AMD's Advancing AI 2026 keynote livestreams on the AMD YouTube channel on July 23. Registration is open at AMD's Advancing AI event page.


Frequently Asked Questions

How does AMD Helios compare to Nvidia Vera Rubin NVL72 for AI workloads?

AMD Helios carries a 50% memory advantage per rack — 31 TB of HBM4 versus Vera Rubin's 20.7 TB — which benefits large-model inference by keeping trillion-parameter models on a single rack without partitioning. Nvidia's Vera Rubin leads on training throughput (2.5 versus 1.4 exaFLOPS at FP8) and on per-GPU interconnect bandwidth through NVLink 6, which is optimized for mixture-of-experts routing patterns that dominate frontier AI model architectures. The two platforms are competitive on paper at different workload types; real-world MLPerf benchmark data for MI455X is not yet publicly available as of AMD's July 23 keynote.

What is AMD Advancing AI 2026 and when does it happen?

AMD Advancing AI 2026 is AMD's annual flagship AI event, held in-person and livestreamed from the Moscone Center in San Francisco. Partner and developer sessions run on July 22; the main keynote with CEO Lisa Su is July 23. AMD launched the event format as a direct counterpart to Nvidia's GTC developer conference, using it to announce major data center products and ecosystem partnerships.

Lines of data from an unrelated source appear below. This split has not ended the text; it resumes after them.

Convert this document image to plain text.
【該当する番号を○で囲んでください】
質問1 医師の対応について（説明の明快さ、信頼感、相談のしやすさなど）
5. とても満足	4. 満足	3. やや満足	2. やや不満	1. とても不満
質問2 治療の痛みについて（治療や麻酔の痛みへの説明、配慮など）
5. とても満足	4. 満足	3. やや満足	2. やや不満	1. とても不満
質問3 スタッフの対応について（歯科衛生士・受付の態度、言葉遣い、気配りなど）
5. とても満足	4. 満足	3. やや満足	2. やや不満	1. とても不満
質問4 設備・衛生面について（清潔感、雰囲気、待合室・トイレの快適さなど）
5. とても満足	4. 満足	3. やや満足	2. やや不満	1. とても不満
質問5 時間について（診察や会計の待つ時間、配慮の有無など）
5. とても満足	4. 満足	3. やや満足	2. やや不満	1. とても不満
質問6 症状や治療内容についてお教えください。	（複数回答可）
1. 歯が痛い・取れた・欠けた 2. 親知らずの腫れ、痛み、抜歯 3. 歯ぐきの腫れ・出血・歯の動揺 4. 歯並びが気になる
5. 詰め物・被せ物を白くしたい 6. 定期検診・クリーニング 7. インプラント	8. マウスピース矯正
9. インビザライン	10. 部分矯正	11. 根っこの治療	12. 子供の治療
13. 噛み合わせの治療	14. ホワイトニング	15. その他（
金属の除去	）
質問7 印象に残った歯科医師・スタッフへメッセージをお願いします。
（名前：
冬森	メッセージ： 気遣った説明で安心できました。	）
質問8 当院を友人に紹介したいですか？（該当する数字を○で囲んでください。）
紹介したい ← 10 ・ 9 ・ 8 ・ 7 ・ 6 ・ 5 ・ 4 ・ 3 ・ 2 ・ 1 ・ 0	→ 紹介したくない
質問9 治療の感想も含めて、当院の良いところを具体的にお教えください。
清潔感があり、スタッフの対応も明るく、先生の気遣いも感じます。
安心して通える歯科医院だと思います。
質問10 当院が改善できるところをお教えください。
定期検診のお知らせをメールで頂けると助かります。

Will AMD MI455X GPUs be available on cloud platforms in 2026?

Engineering samples and limited-volume Helios production are targeted for H2 2026, with Oracle Cloud confirmed as one of the first deployers beginning a 50,000-GPU rollout in Q3 2026. Cloud availability for general customers typically lags hardware shipment by three to six months as providers qualify silicon and integrate drivers. The earliest realistic window for broadly available MI455X cloud instances is early 2027, coinciding with AMD's projected mass-production ramp.

What is the difference between UALink and UALink-over-Ethernet in the Helios rack?

Native UALink — the open-standard die-to-die interconnect ratified by a consortium including AMD, Google, Meta, and Microsoft — was designed to deliver low-latency accelerator-to-accelerator communication at up to 200 Gb/s per lane. Initial Helios systems use UALink-over-Ethernet (UALoE), which runs the UALink protocol over a standard 800GbE physical layer using a Broadcom-co-designed switch. UALoE allows Helios to ship using existing Ethernet ecosystem components before dedicated UALink switch silicon is available at scale. Full native UALink customer platforms are targeted for 2027.